それは間違いなく、闇魔術師の女性にも伝わっているだろう。
「大丈夫。
危害を加えるつもりはないから。
・・・。
でも。
まさか一度会っただけで私が死霊術師とわかるなんて。
あなた、すごい魔術師ね」
「そういうの。
得意なので」
『真実を知ったからには死んで貰うわ』というフレーズが脳内を支配する。
そのせいか、彼女の言葉と笑顔を、どうしても信用できない。
「・・・」
「・・・」
しばしの冷戦状態が精神をすり減らす。
それに耐えられなくなり、私は今作り得る最大限の笑顔で女性に話しかけた。
「あの。
エルノアさんでしたよね」
「はい。
あなたの名前は?」
「私はエレナです。
こっちはノム。
今日は、黒髪の男性は一緒じゃないんですか?」
「いいえ、彼も来ています。
あっちのほうにいますよ。
彼に何か用があるの?」
「はい。
昨日のこと、もう一回謝っておきたくて」
「それなら、直接会ってきたらいいわ。
彼もあなたに危害を与える気なんかない。
私が保証します」
「・・・」
もしも彼女とノムが戦闘になった場合、ノムは私を庇いながら戦う必要があるかもしれない。

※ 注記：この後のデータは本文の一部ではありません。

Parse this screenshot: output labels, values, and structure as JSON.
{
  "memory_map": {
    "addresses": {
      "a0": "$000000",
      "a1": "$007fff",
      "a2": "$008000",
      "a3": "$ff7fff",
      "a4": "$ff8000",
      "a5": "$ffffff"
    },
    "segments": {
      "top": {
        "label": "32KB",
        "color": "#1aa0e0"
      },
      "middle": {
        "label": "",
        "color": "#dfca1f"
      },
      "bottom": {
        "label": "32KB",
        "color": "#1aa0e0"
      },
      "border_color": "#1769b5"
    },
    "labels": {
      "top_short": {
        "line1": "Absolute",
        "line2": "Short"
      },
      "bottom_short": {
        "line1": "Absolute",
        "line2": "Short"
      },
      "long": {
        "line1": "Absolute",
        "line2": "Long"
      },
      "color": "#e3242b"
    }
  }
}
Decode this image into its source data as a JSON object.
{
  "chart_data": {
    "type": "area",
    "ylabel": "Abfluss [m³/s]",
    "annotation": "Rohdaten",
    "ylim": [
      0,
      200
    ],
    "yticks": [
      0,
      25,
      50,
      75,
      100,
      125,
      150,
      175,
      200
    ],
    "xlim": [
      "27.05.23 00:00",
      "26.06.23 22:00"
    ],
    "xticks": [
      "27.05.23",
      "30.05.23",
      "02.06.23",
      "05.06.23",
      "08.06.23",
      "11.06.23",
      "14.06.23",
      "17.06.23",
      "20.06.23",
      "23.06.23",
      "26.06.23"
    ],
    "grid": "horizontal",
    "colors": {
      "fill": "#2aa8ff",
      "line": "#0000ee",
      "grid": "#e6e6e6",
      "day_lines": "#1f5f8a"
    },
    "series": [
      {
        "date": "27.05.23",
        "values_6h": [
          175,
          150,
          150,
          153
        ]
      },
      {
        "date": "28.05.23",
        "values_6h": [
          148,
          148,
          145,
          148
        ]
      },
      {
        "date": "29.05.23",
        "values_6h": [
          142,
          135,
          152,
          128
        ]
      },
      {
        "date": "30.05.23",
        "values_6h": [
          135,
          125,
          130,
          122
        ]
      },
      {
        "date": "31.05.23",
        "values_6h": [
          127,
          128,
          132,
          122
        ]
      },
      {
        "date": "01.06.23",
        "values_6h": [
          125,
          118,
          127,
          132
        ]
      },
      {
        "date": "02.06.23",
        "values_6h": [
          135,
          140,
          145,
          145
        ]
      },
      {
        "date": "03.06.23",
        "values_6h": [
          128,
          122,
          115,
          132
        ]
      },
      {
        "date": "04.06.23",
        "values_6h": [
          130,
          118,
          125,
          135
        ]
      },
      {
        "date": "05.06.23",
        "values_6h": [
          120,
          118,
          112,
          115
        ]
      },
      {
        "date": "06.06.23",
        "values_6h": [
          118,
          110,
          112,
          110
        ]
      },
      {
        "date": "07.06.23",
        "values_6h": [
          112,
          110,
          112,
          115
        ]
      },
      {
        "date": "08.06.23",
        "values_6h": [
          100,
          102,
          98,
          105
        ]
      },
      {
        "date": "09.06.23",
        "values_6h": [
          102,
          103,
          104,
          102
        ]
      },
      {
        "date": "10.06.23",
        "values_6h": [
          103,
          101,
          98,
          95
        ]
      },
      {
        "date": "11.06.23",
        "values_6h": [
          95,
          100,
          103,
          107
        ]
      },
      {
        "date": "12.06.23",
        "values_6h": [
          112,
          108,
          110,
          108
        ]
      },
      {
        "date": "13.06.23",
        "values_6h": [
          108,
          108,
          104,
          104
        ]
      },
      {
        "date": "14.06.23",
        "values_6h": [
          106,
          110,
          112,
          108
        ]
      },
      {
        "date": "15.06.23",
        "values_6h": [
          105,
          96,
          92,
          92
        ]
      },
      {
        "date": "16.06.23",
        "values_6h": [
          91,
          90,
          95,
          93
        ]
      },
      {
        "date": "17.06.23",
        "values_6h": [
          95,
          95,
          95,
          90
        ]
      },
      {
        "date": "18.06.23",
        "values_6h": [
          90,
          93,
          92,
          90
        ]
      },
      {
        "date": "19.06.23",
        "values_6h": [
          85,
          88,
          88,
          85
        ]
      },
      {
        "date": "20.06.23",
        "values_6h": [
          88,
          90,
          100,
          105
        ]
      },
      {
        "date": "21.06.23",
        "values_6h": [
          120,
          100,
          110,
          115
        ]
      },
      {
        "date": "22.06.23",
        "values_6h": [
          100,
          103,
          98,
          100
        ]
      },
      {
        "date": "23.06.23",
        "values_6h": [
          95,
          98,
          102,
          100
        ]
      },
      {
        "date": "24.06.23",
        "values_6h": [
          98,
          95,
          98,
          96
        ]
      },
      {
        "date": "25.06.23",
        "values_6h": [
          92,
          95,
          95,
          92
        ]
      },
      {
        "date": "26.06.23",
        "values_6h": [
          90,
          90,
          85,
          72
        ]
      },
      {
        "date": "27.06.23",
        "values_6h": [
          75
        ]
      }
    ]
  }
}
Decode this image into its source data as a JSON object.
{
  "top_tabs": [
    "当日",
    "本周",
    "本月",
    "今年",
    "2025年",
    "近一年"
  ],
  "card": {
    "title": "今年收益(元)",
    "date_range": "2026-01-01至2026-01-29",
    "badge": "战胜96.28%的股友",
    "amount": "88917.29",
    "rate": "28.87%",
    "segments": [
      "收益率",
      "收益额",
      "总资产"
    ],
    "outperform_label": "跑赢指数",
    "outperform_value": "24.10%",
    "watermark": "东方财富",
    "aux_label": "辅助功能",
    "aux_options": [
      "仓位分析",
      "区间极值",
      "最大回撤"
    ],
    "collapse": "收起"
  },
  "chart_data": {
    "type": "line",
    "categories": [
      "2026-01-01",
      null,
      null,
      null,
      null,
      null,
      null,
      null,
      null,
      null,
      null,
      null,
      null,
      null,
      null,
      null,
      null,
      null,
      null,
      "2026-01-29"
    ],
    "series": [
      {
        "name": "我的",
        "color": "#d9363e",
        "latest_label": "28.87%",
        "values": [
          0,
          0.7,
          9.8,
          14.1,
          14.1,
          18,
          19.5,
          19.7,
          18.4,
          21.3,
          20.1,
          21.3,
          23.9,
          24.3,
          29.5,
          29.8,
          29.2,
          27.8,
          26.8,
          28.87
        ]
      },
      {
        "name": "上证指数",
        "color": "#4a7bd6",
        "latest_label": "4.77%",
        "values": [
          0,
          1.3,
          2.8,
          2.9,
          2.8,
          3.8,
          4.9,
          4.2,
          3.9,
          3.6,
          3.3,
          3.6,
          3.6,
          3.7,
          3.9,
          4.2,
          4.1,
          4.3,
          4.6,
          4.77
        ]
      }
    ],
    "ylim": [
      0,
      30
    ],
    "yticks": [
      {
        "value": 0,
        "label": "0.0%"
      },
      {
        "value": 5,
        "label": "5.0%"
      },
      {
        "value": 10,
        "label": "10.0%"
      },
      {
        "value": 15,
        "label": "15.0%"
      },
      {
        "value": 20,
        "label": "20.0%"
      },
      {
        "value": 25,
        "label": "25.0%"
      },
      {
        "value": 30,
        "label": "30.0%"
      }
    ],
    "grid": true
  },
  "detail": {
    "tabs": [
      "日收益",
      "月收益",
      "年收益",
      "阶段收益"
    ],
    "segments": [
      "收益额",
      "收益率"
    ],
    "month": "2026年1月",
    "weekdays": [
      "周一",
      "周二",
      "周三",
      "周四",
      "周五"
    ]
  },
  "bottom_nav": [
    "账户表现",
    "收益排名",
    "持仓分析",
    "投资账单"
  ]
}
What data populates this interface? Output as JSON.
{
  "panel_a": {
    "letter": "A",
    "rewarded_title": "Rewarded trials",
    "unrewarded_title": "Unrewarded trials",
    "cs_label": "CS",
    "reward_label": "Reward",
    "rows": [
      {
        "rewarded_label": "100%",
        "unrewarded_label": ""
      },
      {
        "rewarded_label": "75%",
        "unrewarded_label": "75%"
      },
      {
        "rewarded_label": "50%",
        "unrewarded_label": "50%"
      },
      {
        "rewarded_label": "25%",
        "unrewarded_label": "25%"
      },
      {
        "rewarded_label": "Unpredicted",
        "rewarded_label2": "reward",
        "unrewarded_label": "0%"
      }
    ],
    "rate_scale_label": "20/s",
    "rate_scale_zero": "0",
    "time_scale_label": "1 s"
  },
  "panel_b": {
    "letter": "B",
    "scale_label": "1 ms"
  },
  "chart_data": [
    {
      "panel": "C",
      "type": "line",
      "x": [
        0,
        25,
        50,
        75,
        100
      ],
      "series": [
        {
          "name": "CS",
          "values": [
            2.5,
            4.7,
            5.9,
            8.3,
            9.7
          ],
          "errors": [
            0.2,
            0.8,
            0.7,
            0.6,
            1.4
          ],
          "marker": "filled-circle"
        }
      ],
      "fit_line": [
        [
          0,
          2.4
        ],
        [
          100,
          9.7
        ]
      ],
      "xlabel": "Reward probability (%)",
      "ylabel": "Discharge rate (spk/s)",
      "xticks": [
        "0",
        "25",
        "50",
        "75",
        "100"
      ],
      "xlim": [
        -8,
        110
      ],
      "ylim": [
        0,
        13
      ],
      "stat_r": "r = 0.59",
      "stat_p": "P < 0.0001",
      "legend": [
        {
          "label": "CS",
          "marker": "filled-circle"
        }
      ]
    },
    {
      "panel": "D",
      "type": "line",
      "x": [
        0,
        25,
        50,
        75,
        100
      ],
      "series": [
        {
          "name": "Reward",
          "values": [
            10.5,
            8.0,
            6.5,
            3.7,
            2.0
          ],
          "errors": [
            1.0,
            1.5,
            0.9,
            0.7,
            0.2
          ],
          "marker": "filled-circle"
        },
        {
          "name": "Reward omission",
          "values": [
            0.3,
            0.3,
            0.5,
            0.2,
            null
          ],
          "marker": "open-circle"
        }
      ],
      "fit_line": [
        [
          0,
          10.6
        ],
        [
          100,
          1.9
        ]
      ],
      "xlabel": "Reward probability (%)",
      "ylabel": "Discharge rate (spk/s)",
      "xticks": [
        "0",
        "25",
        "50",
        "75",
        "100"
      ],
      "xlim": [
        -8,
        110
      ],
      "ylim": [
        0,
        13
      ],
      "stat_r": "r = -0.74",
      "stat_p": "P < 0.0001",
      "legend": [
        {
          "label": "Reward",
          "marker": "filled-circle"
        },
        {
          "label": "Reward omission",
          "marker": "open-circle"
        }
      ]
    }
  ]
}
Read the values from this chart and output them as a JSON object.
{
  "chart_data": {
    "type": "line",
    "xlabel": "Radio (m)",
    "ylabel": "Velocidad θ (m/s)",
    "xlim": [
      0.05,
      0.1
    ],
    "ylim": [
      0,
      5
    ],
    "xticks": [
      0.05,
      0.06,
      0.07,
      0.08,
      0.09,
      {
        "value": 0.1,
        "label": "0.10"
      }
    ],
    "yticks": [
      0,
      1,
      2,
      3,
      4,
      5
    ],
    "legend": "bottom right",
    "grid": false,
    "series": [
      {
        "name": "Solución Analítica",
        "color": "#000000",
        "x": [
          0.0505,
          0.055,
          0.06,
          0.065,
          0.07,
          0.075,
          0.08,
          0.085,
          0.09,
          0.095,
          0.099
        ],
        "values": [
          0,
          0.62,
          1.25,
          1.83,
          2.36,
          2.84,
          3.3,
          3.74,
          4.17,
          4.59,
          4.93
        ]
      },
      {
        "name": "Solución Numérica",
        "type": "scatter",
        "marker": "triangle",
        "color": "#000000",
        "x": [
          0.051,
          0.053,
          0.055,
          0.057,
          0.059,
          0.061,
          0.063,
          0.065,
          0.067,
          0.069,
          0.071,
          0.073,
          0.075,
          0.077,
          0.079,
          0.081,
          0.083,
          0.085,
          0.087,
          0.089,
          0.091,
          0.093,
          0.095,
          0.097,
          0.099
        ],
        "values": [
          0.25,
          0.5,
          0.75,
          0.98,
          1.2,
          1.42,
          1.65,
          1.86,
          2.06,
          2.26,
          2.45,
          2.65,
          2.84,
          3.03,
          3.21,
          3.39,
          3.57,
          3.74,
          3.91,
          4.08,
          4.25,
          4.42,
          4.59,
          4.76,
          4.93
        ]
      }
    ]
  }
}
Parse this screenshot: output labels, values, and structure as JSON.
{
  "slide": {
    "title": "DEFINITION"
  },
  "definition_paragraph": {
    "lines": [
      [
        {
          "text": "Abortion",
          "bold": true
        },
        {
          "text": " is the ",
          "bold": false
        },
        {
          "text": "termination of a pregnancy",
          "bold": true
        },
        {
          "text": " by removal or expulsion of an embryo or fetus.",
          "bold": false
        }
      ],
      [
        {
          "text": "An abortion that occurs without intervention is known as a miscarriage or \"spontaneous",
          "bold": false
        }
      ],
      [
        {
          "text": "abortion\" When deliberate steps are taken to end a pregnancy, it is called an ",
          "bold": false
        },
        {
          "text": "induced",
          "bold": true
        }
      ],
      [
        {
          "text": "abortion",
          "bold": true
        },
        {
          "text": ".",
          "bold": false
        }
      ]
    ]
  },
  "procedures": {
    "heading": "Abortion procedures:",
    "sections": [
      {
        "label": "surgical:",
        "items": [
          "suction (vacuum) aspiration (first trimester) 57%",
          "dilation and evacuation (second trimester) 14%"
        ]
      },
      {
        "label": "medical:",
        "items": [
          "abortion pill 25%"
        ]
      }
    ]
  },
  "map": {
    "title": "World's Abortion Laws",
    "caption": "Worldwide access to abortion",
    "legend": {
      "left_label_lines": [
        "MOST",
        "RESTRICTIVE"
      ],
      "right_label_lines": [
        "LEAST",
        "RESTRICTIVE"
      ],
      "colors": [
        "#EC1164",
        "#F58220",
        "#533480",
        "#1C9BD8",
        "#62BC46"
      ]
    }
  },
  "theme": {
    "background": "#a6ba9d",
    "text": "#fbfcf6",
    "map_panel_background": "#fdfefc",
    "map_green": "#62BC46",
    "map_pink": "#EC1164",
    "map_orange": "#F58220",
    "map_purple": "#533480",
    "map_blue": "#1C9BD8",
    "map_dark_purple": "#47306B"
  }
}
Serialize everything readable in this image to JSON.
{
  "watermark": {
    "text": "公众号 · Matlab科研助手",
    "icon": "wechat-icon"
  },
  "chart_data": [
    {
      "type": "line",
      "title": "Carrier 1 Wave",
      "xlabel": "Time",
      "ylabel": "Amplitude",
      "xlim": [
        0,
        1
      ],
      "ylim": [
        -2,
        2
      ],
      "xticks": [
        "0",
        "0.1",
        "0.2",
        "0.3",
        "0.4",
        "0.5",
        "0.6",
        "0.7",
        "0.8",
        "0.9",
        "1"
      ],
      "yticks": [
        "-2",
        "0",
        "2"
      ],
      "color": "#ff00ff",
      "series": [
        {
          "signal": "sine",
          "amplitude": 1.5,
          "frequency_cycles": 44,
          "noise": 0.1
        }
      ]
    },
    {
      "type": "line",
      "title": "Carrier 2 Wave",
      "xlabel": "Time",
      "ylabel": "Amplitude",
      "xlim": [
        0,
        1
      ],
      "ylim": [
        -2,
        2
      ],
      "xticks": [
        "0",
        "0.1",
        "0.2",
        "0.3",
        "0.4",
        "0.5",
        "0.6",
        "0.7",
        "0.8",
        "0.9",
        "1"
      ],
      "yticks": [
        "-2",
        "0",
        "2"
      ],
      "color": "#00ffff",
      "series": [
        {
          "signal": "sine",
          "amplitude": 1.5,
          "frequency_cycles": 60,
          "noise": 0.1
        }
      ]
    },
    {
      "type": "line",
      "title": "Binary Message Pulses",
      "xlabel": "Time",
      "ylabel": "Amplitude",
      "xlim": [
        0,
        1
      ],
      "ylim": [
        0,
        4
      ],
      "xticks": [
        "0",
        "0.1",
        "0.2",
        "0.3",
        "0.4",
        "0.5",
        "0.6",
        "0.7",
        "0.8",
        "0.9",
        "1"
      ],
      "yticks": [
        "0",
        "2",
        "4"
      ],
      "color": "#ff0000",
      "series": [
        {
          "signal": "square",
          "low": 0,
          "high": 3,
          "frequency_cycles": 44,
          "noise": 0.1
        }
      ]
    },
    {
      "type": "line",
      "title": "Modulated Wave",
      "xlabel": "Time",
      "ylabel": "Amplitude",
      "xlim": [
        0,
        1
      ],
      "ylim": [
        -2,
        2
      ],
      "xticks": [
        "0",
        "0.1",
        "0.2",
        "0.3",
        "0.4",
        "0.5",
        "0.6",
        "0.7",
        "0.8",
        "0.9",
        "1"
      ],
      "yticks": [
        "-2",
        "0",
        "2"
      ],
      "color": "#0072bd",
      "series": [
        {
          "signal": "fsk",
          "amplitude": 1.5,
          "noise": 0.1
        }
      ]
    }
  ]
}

私は戦力になるどころか、マイナス要素にしかならない。
だからこそ、今私はここにいるべきではない。
それはきっと、ノムも理解している。
「ノム。
大丈夫かな」
その選択で、きっと大丈夫だよ。
そんな意思を込めた微笑みを、青髪少女へ向ける。
その笑みを横目で見ていたであろう、その彼女から漏出する刺々しい魔力が少しづつ減っていく。
「ふぅっ・・・。
わかった。
行って来ても大丈夫。
・・・。
気をつけて」
私を気遣う言葉を呟いたその瞬間だけ、視線が闇魔術師の女性から外れる。
ノムと女性に小さく会釈をし、2人の元を離れた。